In many school districts, progressive initiatives come with a hefty price tag. Three candidates in Chagrin Falls, Ohio, want to bring financial oversight to a school board that signed a pricey contract with the Diversity Center of Northeast Ohio. For $22,500, the equity consultant will develop a "Diversity, Equity, and Inclusion" plan for the district. Unite for Education, a parent group backing three candidates for the race, says it will restore transparency in school budgets and curricula.

In Virginia, Stafford County Public Schools board candidate Maureen Siegmund has her eyes on more than just local issues. Her district was one of the first in the country to let students use bathrooms that correspond to their gender identity. She tells the Free Beacon that Virginia leaders modeled the commonwealth's transgender bathroom policies off Stafford's, the first of many radical education initiatives implemented at the state level.

Recently, the Virginia Department of Education created a model equity plan for districts to follow. The "Roadmap to Equity" promotes the controversial "antiracist" scholar Ibram X. Kendi. Siegmund and three other school board candidates want to make education a local issue once again.

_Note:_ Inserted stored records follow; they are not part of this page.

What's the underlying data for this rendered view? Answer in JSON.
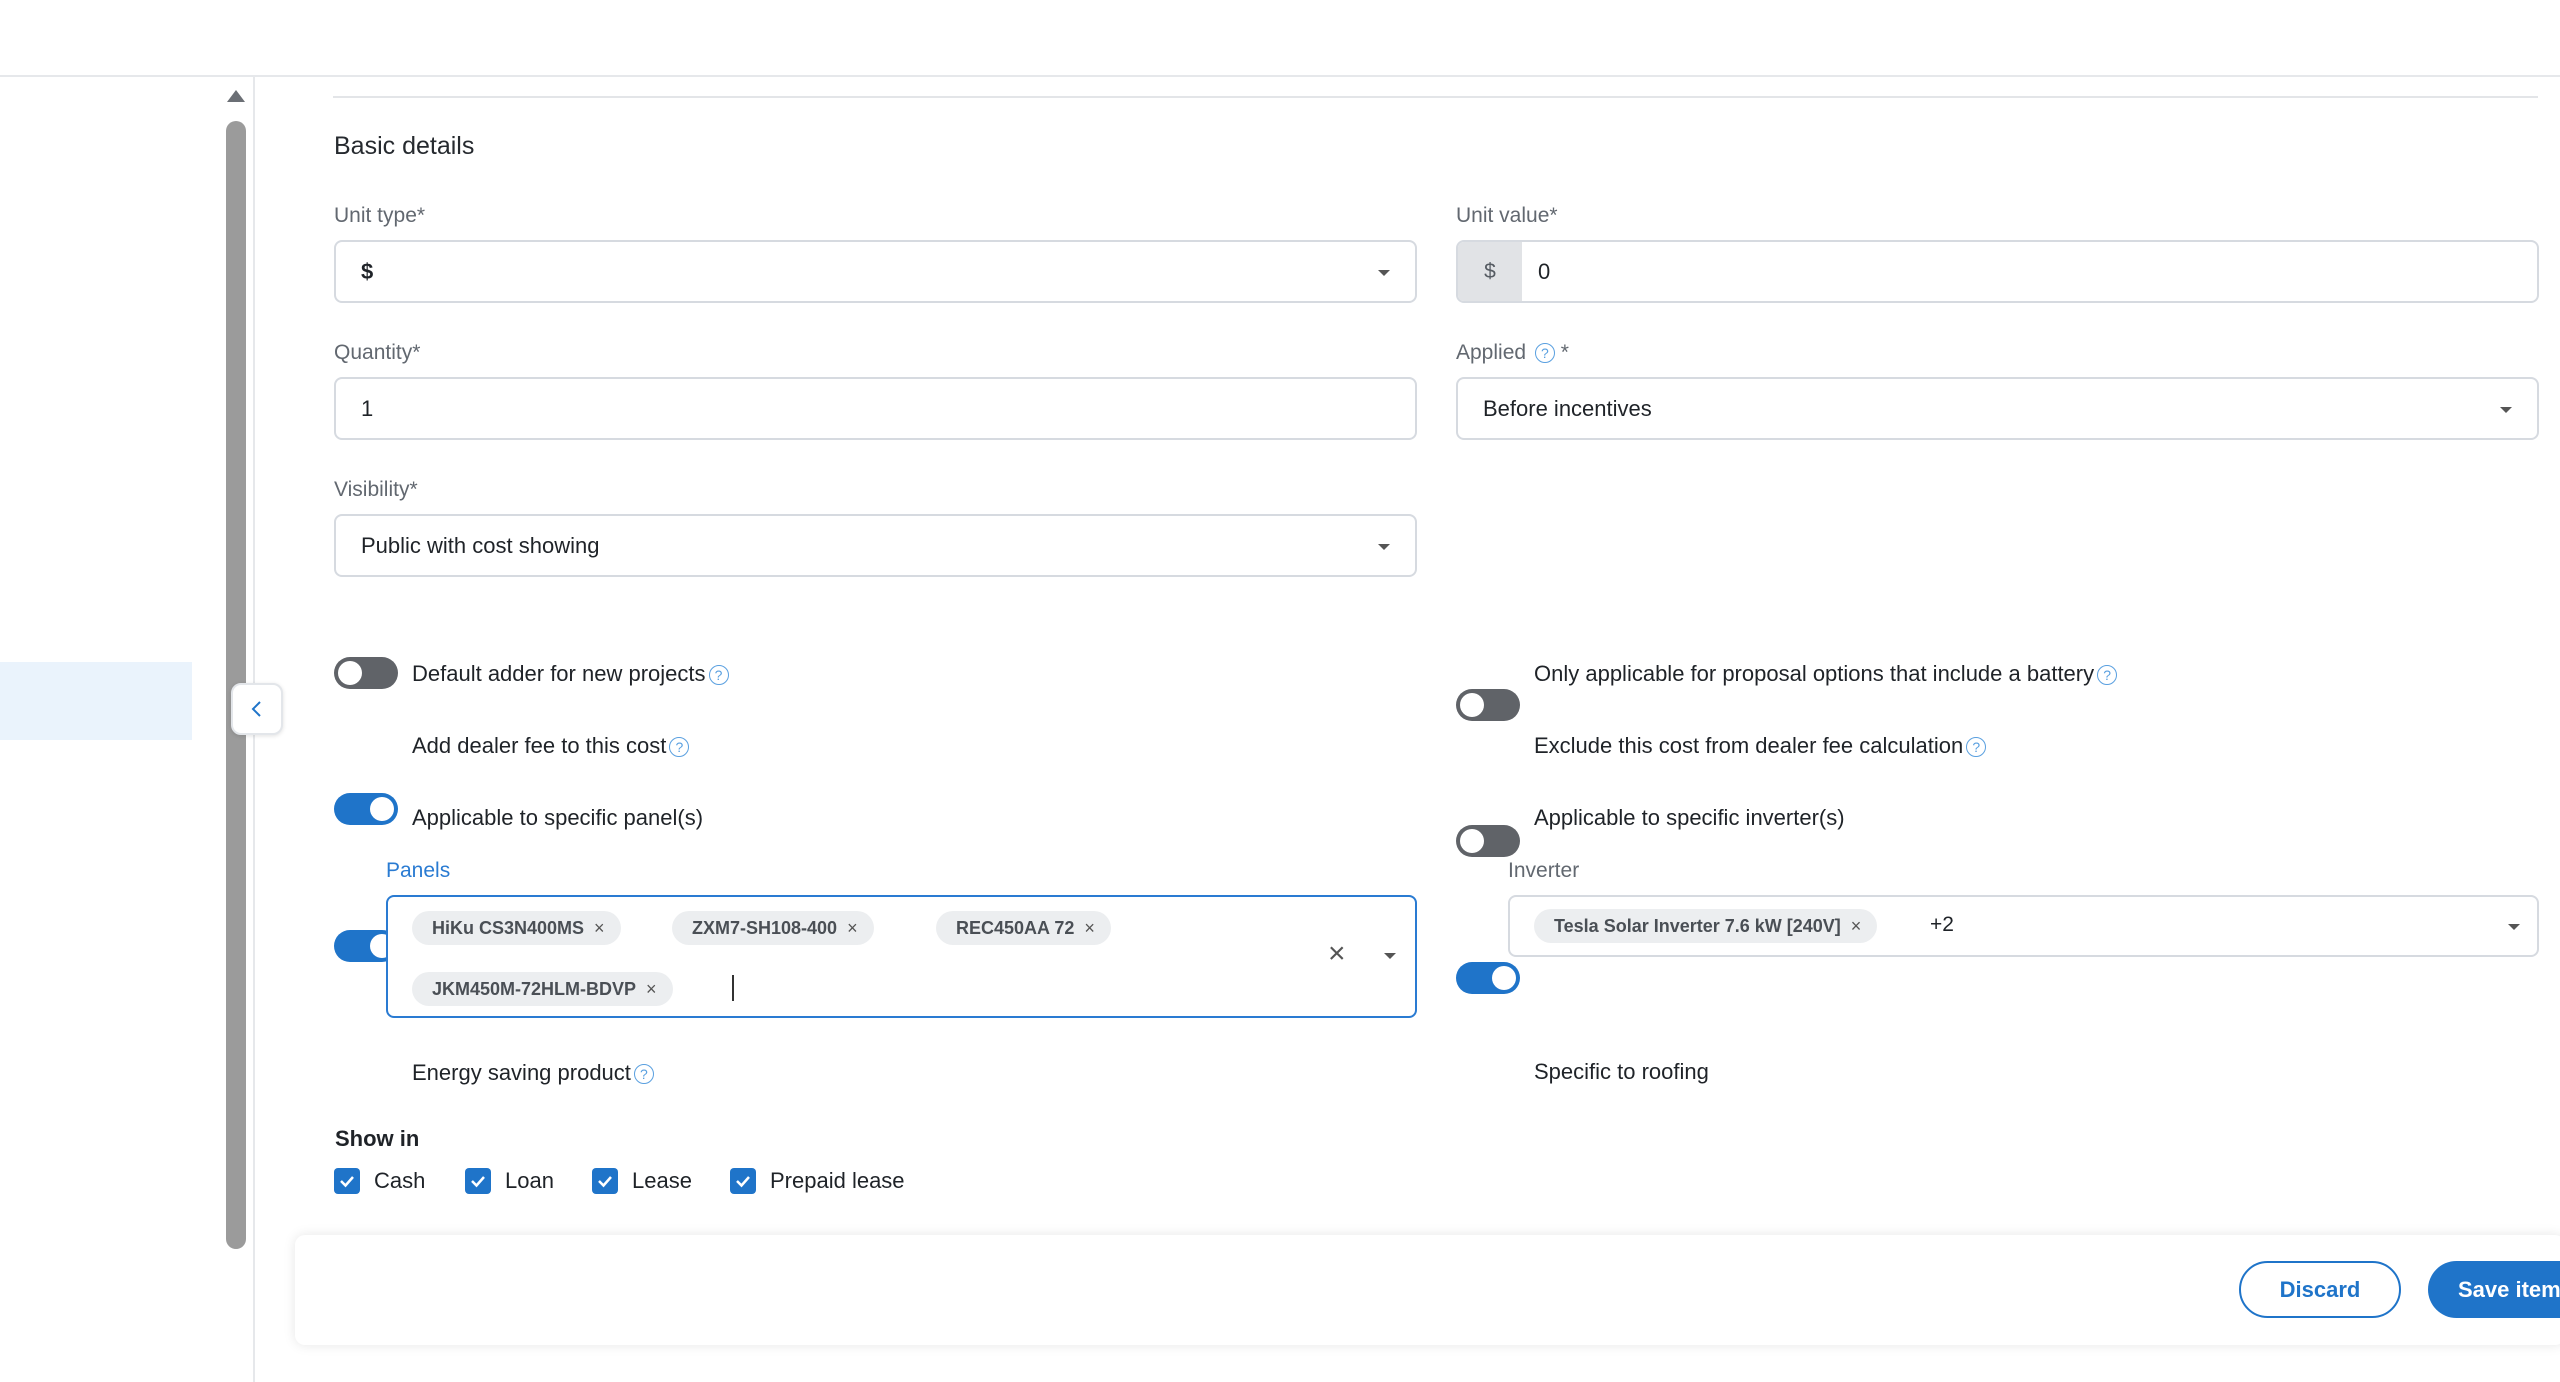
{
  "section": {
    "title": "Basic details"
  },
  "fields": {
    "unit_type": {
      "label": "Unit type*",
      "value": "$"
    },
    "unit_value": {
      "label": "Unit value*",
      "prefix": "$",
      "value": "0"
    },
    "quantity": {
      "label": "Quantity*",
      "value": "1"
    },
    "applied": {
      "label": "Applied",
      "required_mark": "*",
      "value": "Before incentives"
    },
    "visibility": {
      "label": "Visibility*",
      "value": "Public with cost showing"
    }
  },
  "toggles": {
    "default_adder": {
      "label": "Default adder for new projects",
      "on": false
    },
    "battery_only": {
      "label": "Only applicable for proposal options that include a battery",
      "on": false
    },
    "dealer_fee": {
      "label": "Add dealer fee to this cost",
      "on": true
    },
    "exclude_dealer_fee": {
      "label": "Exclude this cost from dealer fee calculation",
      "on": false
    },
    "specific_panels": {
      "label": "Applicable to specific panel(s)",
      "on": true
    },
    "specific_inverters": {
      "label": "Applicable to specific inverter(s)",
      "on": true
    },
    "energy_saving": {
      "label": "Energy saving product",
      "on": false
    },
    "roofing": {
      "label": "Specific to roofing",
      "on": false
    }
  },
  "panels": {
    "label": "Panels",
    "chips": [
      "HiKu CS3N400MS",
      "ZXM7-SH108-400",
      "REC450AA 72",
      "JKM450M-72HLM-BDVP"
    ]
  },
  "inverter": {
    "label": "Inverter",
    "chip": "Tesla Solar Inverter 7.6 kW [240V]",
    "more": "+2"
  },
  "show_in": {
    "label": "Show in",
    "options": [
      "Cash",
      "Loan",
      "Lease",
      "Prepaid lease"
    ]
  },
  "footer": {
    "discard": "Discard",
    "save": "Save item"
  },
  "icons": {
    "help": "?",
    "chip_remove": "×",
    "clear": "×"
  },
  "colors": {
    "accent": "#1f74c9",
    "toggle_off": "#606368"
  }
}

"Educational decisions should be made with direct input from the people most directly affected: the students and their families, faculty, and staff," Siegmund told the Free Beacon, "not national teachers unions pushing a political agenda or their local subsidiaries."

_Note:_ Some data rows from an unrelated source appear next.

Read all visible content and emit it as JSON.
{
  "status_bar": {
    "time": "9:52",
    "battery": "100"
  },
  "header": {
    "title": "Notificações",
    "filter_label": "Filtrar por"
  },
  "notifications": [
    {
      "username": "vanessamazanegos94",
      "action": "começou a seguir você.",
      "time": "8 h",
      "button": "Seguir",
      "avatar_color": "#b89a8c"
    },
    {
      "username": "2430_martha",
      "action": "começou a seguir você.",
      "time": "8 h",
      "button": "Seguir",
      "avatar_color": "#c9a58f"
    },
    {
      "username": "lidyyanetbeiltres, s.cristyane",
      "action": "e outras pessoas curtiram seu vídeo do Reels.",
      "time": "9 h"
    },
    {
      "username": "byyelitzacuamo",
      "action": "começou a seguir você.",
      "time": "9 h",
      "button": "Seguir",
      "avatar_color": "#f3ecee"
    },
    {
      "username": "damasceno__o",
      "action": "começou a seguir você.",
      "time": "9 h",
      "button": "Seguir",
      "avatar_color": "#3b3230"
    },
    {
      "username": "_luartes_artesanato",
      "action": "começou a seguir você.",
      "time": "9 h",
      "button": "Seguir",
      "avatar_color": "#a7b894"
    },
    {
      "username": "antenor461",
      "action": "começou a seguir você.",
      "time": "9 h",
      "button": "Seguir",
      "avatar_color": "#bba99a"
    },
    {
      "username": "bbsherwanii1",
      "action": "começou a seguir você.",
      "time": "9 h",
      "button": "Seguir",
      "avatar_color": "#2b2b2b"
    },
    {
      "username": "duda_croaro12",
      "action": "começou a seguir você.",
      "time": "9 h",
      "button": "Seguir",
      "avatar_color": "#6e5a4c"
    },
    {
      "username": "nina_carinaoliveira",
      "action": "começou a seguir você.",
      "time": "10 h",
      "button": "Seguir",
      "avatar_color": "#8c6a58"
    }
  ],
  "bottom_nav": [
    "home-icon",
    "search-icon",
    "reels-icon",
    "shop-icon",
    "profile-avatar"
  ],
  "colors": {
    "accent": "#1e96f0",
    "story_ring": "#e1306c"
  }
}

Voters rarely turn out for school board elections. On average, between 10 to 15 percent of the voting population casts a ballot in these races. But candidates hope the national focus on public education will draw attention to their races.

"The good news is that school board elections are finally getting the attention that they should have been getting for decades," Lederhouse said. "We know that more people will turn out for this election than ever before."